Quantifying Recharge to the Mississippi River Valley Alluvial Aquifer from Oxbow-Lake-Wetland Systems

Author(s): Gratzer, M.; Davidson, G.; O'Reilly, A.; Rigby, J.

Irrigation-related groundwater withdrawals have caused declining water levels in the Mississippi River Valley Alluvial Aquifer (MRVAA) since the late 1920s. To manage this resource, recharge sources must be quantified. This study examines recharge through oxbow lakes, which are numerous in the Mississippi Delta. Previous investigations at Sky Lake, an ancient Mississippi River oxbow with an associated wetland, near Belzoni, Mississippi, suggest that oxbow wetlands may contribute significant recharge to the MRVAA. Multiple methods using geologic, hydrologic, and temperature data are being employed to identify and quantify recharge from the Sky Lake oxbow lake-wetland system.

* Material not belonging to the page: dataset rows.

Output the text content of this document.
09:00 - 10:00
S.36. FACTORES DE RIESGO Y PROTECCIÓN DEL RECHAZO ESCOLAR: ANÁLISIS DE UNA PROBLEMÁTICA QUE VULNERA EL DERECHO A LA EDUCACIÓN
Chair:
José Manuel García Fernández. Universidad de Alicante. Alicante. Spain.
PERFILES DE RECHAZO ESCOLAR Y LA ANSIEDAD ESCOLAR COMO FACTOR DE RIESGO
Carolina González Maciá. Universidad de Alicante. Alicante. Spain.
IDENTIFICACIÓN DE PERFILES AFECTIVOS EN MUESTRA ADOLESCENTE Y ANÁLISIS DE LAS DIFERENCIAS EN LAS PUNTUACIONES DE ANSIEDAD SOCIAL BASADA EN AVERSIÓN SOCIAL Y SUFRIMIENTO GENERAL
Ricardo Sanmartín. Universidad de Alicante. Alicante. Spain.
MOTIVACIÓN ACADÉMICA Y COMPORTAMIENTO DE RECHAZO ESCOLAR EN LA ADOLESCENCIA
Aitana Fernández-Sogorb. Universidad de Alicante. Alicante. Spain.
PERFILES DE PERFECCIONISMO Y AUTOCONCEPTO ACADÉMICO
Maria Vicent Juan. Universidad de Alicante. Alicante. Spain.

Two wetland soil cores were collected to depths of approximately 7 m, encountering 6 m of clay and silt before penetrating into sands and gravels. Monitoring of MRVAA water levels in two piezometers in the wetland and nine monitoring wells in Sky Lake’s vicinity began during the 2016 drought and will continue through the rainy season to track groundwater responses. The potentiometric surface will be mapped to identify possible groundwater mounding beneath the lake, which would indicate vertical recharge. Preliminary results from mid-December, 2016, indicate a general groundwater flow direction to the west beneath the lake. Wells are outfitted with temperature-recording data loggers at specific depth intervals. The groundwater temperature profiles have the potential to differentiate localized wetland-recharge from regionally distributed infiltration, or from recharge from the nearby Yazoo River. Soil temperatures 30 and 60 cm below ground at ten points in the wetland are also being monitored over time to characterize small-scale variations in downward flux. Preliminary results are consistent with earlier work indicating preferential flow pathways through the fine-grained bottom sediments due to an abundance of buried trees and limbs in various stages of decomposition.